With natural gas plunging to about a quarter of its value last year, “it really doesn’t make sense right now to be drilling those gas wells,” he said.
Chevron said its net income amounted to $1.75 billion, or 87 cents per share, for the three-month period that ended June 30. That compared with $5.98 billion, or $2.90 per share, in the same period last year.
The company said its net income suffered from a weak U.S. dollar, amounting to $453 million in reduced earnings. That compares with an income benefit of $126 million in the same period last year.
Analysts surveyed by Thomson Reuters expected earnings of 95 cents per share. Those estimates typically exclude one-time items.
San Ramon, Calif.-based Chevron says total revenue fell 51 percent to $40 billion from $81 billion a year ago.
“The demand for refined products remained generally weak,” Chairman and CEO Dave O’Reilly said in a statement.

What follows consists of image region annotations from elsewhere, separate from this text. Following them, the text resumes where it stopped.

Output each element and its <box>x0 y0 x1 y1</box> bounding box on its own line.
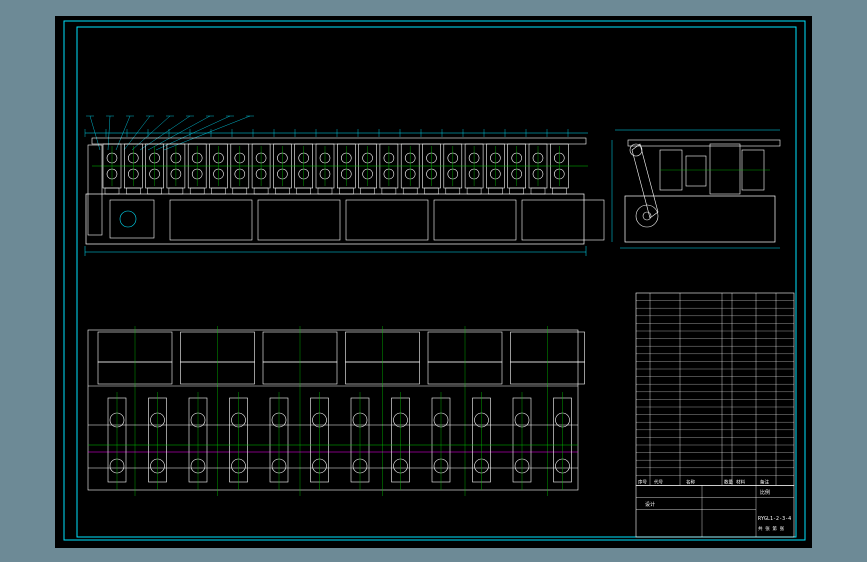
leader-line <box>147 115 211 151</box>
title-block-frame <box>635 485 795 538</box>
outer-border <box>63 20 806 541</box>
inner-border <box>76 26 797 538</box>
top-view <box>87 326 585 496</box>
leader-line <box>115 115 131 151</box>
drawing-number: RYGL1-2-3-4 <box>758 516 791 522</box>
leader-line <box>131 115 171 151</box>
drawing-sheet <box>55 16 812 548</box>
leader-line <box>139 115 191 151</box>
scale-label: 比例 <box>760 489 770 496</box>
bom-header-label: 数量 <box>724 478 733 485</box>
front-view <box>84 115 605 256</box>
frame-panel <box>169 199 253 241</box>
drive-belt <box>631 143 659 219</box>
leader-line <box>123 115 151 151</box>
side-view <box>611 129 781 249</box>
leader-line <box>89 115 101 151</box>
roll-stand <box>709 143 741 195</box>
frame-panel <box>433 199 517 241</box>
bom-header-label: 名称 <box>686 478 695 485</box>
lower-pulley <box>635 204 659 228</box>
bom-header-label: 序号 <box>638 478 647 485</box>
motor-housing <box>109 199 155 239</box>
pulley-hub <box>642 211 652 221</box>
bom-table: 序号代号 名称 数量材料 备注 <box>635 292 795 538</box>
upper-pulley <box>629 143 643 157</box>
roll-housing <box>685 155 707 187</box>
side-base <box>624 195 776 243</box>
frame-panel <box>521 199 605 241</box>
bom-header-label: 备注 <box>760 478 769 485</box>
top-outline <box>87 329 579 491</box>
motor-shaft <box>119 210 137 228</box>
entry-guide <box>87 144 103 236</box>
designer-label: 设计 <box>645 501 655 508</box>
leader-line <box>107 115 111 151</box>
bom-header-label: 代号 <box>654 478 663 485</box>
frame-panel <box>257 199 341 241</box>
leader-line <box>155 115 231 151</box>
title-block: 设计 比例 RYGL1-2-3-4 共 张 第 张 <box>645 489 791 532</box>
sheet-label: 共 张 第 张 <box>758 525 785 532</box>
side-top-plate <box>627 139 781 147</box>
frame-panel <box>345 199 429 241</box>
leader-line <box>163 115 251 151</box>
base-frame <box>85 193 585 245</box>
bom-header-label: 材料 <box>736 478 745 485</box>
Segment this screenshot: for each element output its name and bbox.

Raymond James analyst Pavel Molchanov said he still considers Chevron stock a strong buy despite the weak earnings report. Like Exxon Mobil, Chevron has spread its refining operations around the world and doesn’t depend on American consumers to make money.

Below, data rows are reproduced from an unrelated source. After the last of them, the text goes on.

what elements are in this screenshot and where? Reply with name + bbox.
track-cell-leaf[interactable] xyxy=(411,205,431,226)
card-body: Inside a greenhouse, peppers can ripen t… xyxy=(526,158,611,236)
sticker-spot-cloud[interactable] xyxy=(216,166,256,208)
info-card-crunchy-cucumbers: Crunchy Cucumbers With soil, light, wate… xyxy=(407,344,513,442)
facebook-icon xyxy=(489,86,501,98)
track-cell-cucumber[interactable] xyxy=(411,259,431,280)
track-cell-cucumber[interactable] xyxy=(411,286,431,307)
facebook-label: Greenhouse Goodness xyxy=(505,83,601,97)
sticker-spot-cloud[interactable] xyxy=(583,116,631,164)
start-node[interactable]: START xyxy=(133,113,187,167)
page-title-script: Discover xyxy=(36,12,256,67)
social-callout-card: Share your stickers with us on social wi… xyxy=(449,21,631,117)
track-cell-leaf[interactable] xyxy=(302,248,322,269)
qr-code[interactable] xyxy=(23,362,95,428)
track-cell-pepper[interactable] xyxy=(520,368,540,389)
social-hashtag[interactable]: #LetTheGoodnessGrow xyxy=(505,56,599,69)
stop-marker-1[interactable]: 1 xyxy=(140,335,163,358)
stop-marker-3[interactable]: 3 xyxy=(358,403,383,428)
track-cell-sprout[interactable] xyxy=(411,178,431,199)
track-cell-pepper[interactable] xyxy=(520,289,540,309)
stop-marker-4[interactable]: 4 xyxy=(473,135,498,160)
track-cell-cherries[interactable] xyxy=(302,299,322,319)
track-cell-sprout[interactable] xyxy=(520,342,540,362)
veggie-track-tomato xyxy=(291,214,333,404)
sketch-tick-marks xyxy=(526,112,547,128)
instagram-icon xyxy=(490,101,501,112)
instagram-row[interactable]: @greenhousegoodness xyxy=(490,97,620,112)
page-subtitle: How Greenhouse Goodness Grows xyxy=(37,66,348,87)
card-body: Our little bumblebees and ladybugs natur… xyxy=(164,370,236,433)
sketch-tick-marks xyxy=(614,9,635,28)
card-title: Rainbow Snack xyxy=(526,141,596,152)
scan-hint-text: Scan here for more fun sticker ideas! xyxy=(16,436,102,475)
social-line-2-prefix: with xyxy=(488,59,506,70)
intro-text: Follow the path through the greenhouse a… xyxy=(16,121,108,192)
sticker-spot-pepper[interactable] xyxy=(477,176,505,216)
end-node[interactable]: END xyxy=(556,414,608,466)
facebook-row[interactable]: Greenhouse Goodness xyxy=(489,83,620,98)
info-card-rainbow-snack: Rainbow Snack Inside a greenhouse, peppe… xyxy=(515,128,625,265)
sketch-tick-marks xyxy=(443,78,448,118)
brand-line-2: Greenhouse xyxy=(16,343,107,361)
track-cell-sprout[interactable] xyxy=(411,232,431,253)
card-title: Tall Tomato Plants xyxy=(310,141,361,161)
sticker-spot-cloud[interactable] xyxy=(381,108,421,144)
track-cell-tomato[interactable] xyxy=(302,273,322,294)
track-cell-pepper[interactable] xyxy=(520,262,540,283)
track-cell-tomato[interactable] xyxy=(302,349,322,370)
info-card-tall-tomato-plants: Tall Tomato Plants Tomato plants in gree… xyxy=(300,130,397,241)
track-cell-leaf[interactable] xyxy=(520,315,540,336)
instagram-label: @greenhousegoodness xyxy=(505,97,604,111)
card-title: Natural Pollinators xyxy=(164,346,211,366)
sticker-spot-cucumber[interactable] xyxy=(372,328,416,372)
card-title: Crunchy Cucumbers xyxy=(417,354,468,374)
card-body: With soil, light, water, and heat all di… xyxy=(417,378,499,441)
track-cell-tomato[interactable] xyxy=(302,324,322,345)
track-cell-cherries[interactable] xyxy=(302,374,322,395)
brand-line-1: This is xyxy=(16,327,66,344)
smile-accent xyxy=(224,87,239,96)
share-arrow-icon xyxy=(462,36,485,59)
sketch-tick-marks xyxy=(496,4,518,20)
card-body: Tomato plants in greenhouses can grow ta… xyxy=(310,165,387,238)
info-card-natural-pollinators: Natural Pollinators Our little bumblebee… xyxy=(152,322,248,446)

“Petroleum demand in the United States is the weakest of any major economy,” Molchanov said. “They’re particularly focused in Asia where the economy is relatively decent.”
The company said a barrel for crude oil and natural gas liquids fetched $53 in the second quarter, compared with $110 in the second quarter of 2008.
Chevron’s production numbers, however, stood out when compared with other major oil companies reporting earnings this week.
Chevron boosted net oil-equivalent production by 5 percent. On Thursday, Royal Dutch Shell, Europe’s biggest oil company, said its production dipped 6 percent. Exxon Mobil, the world’s biggest publicly traded oil company, said its production fell 3 percent.
During the quarter, Chevron’s subsidiaries started drawing crude and natural gas from deepwater production facilities in the Gulf of Mexico and off the coasts of Angola and Brazil.
The company also boosted capital and exploratory operations, spending $11.4 billion in the first half of the year, compared with $10.3 billion in the first six months of 2008.
Company shares rose $1.06 to $68.76 Friday.